Linear Functions & Regression

This function is in the following form:

\[F(x)=ax+b\]

This means that finding the best line is finding the combination of $a$ and $b$ which results in the least squares sum.

Applying Least Squares

To minimise we would use the following function:

\[F(a,b)=\sum^n_{k=1}(y_k-ax_k-b)^2\]

Notice that the values $\{\langle x_k,y_k\rangle:1\leq k\leq n\}$ are constants.

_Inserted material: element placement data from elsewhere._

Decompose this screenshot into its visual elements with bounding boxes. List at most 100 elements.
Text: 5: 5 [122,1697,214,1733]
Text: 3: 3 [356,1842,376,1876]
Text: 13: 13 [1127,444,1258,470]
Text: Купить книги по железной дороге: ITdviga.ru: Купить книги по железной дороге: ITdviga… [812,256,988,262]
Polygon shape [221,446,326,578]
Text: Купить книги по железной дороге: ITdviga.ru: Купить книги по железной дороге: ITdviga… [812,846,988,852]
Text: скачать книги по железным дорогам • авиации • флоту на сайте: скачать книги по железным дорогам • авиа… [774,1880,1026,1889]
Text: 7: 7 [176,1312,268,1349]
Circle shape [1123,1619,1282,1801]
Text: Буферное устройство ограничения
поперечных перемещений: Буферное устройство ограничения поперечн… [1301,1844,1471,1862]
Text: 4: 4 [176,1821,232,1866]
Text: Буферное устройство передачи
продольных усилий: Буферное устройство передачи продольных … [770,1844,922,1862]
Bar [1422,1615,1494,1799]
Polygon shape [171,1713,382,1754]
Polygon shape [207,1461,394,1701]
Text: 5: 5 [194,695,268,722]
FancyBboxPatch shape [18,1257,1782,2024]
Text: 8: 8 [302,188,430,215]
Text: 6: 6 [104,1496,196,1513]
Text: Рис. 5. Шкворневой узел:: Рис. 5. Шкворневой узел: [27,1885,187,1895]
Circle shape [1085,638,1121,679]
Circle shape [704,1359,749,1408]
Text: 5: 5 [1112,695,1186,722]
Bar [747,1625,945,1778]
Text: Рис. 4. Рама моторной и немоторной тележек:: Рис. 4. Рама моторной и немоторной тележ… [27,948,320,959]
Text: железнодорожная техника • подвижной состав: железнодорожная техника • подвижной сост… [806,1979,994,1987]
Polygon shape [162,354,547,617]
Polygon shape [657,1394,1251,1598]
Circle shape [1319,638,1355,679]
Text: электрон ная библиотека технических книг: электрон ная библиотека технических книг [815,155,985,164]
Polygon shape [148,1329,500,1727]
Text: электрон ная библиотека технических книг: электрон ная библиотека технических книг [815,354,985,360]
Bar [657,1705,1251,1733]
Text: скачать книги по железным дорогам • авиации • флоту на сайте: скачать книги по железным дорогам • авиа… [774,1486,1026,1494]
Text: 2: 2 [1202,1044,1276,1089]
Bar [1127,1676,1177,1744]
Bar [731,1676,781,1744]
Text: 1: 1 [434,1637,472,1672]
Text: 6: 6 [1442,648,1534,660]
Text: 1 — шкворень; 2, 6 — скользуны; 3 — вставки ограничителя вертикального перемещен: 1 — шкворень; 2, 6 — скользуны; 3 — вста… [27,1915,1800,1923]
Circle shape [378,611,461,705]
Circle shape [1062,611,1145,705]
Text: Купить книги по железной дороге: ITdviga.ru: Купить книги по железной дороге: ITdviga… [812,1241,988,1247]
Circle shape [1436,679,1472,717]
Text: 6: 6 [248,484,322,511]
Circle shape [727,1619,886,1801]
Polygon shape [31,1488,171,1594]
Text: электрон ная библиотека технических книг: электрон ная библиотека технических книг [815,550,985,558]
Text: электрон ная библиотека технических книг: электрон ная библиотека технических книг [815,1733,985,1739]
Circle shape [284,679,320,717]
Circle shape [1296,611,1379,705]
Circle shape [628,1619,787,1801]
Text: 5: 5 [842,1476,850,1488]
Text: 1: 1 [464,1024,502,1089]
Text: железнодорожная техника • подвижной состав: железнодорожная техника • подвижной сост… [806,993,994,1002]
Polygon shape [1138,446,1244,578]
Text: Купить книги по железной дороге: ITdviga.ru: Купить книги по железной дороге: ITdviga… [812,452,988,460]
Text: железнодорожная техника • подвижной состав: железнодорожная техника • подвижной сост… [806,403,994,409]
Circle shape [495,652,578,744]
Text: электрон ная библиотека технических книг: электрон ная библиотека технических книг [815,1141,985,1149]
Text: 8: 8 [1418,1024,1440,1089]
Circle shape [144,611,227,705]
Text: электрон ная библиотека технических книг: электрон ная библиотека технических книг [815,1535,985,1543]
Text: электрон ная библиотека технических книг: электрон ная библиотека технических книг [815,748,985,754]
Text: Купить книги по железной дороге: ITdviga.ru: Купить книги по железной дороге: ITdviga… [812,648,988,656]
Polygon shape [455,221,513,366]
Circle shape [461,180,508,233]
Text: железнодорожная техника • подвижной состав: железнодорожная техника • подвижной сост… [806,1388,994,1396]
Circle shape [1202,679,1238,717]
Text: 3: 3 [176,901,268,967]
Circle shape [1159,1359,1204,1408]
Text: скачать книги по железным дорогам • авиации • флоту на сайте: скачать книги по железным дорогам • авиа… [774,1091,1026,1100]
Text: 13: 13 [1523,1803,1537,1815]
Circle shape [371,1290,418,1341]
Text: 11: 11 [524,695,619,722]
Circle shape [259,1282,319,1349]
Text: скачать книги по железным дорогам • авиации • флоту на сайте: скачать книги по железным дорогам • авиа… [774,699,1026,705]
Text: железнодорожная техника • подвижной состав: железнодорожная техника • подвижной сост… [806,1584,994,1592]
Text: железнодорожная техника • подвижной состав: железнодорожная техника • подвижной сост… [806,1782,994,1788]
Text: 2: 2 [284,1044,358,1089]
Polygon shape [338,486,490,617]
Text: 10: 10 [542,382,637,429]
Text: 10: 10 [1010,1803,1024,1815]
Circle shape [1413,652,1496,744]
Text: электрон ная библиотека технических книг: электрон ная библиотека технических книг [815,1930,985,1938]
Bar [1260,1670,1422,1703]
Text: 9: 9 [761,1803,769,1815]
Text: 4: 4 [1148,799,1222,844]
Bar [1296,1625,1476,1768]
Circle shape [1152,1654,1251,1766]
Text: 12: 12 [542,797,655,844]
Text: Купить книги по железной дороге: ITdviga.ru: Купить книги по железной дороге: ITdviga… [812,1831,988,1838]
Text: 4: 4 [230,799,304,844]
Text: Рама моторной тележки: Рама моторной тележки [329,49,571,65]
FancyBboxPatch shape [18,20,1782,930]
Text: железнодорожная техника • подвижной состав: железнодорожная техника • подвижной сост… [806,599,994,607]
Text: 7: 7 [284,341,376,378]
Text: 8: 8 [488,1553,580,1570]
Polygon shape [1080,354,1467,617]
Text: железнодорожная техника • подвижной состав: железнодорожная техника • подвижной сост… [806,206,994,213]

To solve this we use partial differentiation, finding $\left(\frac{\partial F}{\partial a},\frac{\partial F}{\partial b}\right)$, and find the critical points for these.

Best Line Fit Function

From that we find that the best line fit function is:

\[\left(\frac{nW_{xy}-W_xW_y}{nW_{xx}-(W_x)^2}\right)x+\left(\frac{W_{xx}W_y-W_{xy}W_x}{nW_{xx}-(W_x)^2}\right)\]

Where:

\[\begin{aligned} W_x&=\sum^n_{k=1}x_k\\ W_y&=\sum^n_{k=1}y_k\\ W_{xx}&=\sum^n_{k=1}x_k^2\\ W_xy&=\sum^n_{k=1}x_ky_k\\ \end{aligned}\]

Other Functions

Other functions can have the following forms:

  • Powers - $ax^b$
  • Exponentials - $ae^{bx}$
    • Also can be written as $a\exp(bx)$.
  • Logarithms - $a\ln x+b$
  • Linear Rational Functions - $\frac1{ax+b}$

We may also have more than one parameter to optimise:

  • Quadratic Functions - $ax^2+bx+c$

Data Analysis Issues

The functions shown so far require manual selection and thus don’t always exactly match the pairs of data that have been observed.

  • Lagrange interpolation finds the best polynomial to fit a set of data.
  • Trigonometric interpolation finds the best trigonometric curve to fit a set of data.
    • This is useful in signal processing.